Studiowałem geologię na początku lat 80. ubiegłego wieku. Mogliśmy dzięki temu zwiedzić całą Polskę – od gór aż do morza. W ramach studiów każdego roku odbywaliśmy co najmniej sześć tygodni praktyk. To były naukowe wakacje, choć niejednokrotnie wyczerpujące fizycznie. Zdarzyło się, że chodziliśmy nawet dziesięć godzin z sondą, obserwowaliśmy teren i robiliśmy odwierty, by później kreślić mapę geologiczną obszaru o powierzchni mniej więcej jednego kilometra kwadratowego. Byłem dumny z tego dzieła, bo było efektem mojej prawie samodzielnej pracy! Z jednej strony dużo podróżowaliśmy, z drugiej – uczyliśmy się w praktyce. Od naszpikowanych teorią lekcji o wiele lepiej sprawdzają się zajęcia plenerowe, co staram się również dziś stosować, będąc nauczycielem geografii w „Słowaku”.

Wspominając moich nauczycieli, nie chciałbym oczywiście nikogo pominąć, tym bardziej, że na wydziale pracowali ludzie zafascynowani naukami o Ziemi, znakomici eksperci w swoich dziedzinach i niezwykłe osobowości. Wymienię chociażby nieżyjącego już pana docenta Mariana Marczaka, który uczył mnie na pierwszym roku chemii, przedmiotu, za którym nie przepadałem i którego się obawiałem. Frekwencja na wykładach była duża i wcale nie chodziło o to, żeby potem móc dostać zaliczenie. Była to raczej zasługa sposobu prowadzenia zajęć. Docent Marczak miał zdolność tworzenia fantastycznych, życiowych opowieści „chemicznych”, zmuszających nas do koncentracji uwagi. Elektrony na orbitalach są jak chłopcy podrywający dziewczyny… takich porównań używał, by nas zaciekawiać. Skutecznie (śmiech).

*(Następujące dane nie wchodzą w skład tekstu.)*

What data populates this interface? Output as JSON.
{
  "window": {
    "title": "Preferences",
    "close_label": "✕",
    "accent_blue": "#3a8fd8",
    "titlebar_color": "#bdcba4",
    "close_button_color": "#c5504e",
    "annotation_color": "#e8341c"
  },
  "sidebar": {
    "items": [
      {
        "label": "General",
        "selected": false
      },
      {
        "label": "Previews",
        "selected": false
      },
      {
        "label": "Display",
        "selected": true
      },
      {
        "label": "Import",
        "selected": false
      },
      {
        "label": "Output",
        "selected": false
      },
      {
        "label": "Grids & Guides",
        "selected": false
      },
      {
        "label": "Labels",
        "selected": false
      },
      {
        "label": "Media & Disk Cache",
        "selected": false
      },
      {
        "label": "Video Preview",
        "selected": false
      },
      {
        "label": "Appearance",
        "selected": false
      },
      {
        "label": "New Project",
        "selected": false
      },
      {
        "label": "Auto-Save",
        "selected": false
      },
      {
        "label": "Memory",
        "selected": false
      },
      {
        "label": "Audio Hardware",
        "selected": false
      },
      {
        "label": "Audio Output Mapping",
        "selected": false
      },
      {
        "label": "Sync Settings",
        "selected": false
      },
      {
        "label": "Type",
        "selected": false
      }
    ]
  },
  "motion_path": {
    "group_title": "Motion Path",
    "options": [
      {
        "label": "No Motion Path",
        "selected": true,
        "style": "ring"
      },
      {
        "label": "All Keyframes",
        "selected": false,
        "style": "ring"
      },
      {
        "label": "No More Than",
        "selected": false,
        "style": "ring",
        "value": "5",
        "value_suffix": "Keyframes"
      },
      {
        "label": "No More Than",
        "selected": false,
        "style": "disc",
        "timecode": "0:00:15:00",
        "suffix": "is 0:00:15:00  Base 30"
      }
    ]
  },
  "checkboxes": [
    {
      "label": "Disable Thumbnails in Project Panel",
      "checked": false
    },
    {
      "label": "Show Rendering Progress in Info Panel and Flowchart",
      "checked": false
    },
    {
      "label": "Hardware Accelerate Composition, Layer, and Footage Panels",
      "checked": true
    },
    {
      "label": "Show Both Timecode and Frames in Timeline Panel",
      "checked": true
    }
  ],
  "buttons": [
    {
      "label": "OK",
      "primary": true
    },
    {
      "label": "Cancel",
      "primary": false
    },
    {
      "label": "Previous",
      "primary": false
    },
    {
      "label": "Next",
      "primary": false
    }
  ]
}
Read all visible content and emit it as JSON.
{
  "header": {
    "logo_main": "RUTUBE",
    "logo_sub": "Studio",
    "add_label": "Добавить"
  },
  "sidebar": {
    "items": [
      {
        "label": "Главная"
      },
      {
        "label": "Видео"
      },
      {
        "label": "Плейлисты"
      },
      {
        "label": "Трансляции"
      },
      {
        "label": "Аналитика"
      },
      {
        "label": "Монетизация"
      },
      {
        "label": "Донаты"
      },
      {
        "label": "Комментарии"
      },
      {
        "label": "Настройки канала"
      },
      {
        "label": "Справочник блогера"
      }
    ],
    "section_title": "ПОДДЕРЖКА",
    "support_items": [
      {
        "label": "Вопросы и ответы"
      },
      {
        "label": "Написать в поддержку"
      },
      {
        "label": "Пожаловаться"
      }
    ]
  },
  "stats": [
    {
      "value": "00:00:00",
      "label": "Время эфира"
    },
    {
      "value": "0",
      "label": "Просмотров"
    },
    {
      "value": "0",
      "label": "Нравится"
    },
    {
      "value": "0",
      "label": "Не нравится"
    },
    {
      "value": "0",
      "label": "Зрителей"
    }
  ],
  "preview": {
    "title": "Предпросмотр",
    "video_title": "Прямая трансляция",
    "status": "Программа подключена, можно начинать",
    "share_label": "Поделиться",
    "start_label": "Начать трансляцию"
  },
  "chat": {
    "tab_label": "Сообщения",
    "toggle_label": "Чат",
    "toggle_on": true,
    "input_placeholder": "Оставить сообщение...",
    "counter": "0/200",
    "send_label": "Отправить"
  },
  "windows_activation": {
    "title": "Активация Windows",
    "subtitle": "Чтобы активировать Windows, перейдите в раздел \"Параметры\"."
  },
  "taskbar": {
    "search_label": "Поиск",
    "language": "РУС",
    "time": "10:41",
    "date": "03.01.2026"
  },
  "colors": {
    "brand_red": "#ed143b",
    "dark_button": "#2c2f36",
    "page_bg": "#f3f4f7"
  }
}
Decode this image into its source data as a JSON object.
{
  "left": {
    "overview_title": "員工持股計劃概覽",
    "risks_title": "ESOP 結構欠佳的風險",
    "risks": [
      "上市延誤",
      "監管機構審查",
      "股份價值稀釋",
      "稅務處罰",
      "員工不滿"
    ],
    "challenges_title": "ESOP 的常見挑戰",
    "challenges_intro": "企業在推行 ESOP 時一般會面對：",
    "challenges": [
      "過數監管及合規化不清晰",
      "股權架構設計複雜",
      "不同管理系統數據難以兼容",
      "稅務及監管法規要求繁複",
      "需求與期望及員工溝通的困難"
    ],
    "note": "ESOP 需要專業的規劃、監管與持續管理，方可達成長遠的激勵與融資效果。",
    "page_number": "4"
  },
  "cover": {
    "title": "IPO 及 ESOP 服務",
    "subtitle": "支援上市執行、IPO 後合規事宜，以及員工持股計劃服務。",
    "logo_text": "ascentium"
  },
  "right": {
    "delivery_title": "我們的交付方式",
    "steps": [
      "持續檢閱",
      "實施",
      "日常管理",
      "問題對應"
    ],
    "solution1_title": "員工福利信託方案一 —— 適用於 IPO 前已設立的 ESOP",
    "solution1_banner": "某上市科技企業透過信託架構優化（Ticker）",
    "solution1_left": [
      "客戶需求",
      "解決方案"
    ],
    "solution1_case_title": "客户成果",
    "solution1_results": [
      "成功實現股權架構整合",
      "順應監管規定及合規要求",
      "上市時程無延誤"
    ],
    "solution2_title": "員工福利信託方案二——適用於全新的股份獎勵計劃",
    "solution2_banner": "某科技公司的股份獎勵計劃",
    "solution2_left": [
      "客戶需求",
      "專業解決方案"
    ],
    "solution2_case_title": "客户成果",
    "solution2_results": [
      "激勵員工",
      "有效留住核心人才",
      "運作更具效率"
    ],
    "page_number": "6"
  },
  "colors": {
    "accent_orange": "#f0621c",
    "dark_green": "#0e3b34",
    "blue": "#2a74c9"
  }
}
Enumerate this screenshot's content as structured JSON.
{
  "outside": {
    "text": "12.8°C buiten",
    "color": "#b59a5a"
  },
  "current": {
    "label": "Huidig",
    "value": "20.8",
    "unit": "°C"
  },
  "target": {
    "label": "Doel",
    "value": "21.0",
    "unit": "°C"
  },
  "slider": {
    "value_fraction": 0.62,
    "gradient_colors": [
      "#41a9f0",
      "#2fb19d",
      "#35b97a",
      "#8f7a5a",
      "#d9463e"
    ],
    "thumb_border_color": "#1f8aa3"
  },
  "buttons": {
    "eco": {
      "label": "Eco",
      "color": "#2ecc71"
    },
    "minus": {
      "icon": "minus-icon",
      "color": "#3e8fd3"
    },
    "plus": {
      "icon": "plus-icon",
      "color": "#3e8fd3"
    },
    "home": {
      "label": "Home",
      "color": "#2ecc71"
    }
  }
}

Dziś, odwiedzając Wydział Nauk o Ziemi, czuję się jak u siebie w domu. Moi dawni nauczyciele są teraz moimi przyjaciółmi, to serdeczni ludzie. Ciepło wspominam współpracę z prof. Jerzym Żabą. Jednym z moich mistrzów był również dr Jan Rzymełka, człowiek-orkiestra. Krążyły legendy o liczbie ukończonych przez niego fakultetów z różnych dziedzin… To wszechstronnie wykształcony humanista, który sporo podróżował po świecie. Uczył nas logiki. Był też najsłynniejszym w Polsce kolekcjonerem agatów. Kiedyś zaprosił nas do siebie. Gdy zobaczyłem olbrzymie regały z pięknymi minerałami, pomyślałem natychmiast o wystawie mineralogicznej w praskim Muzeum Narodowym, którą zresztą miałem przyjemność zobaczyć „od zaplecza”. Pan dr Rzymełka, mój Profesor, tak nas wtedy „wkręcił” w gemmologię, że założyliśmy koło naukowe poświęcone tej tematyce. Jeździliśmy po Dolnym Śląsku z kilofem, łopatą i oskardem, kopaliśmy w różnych miejscach w poszukiwaniu skalnych skarbów. Wtedy, w 1984 roku zorganizowaliśmy też pierwszą Międzynarodową Giełdę i Wystawę Minerałów w Sosnowcu. Dzięki temu odkryłem jedną ze swoich pasji.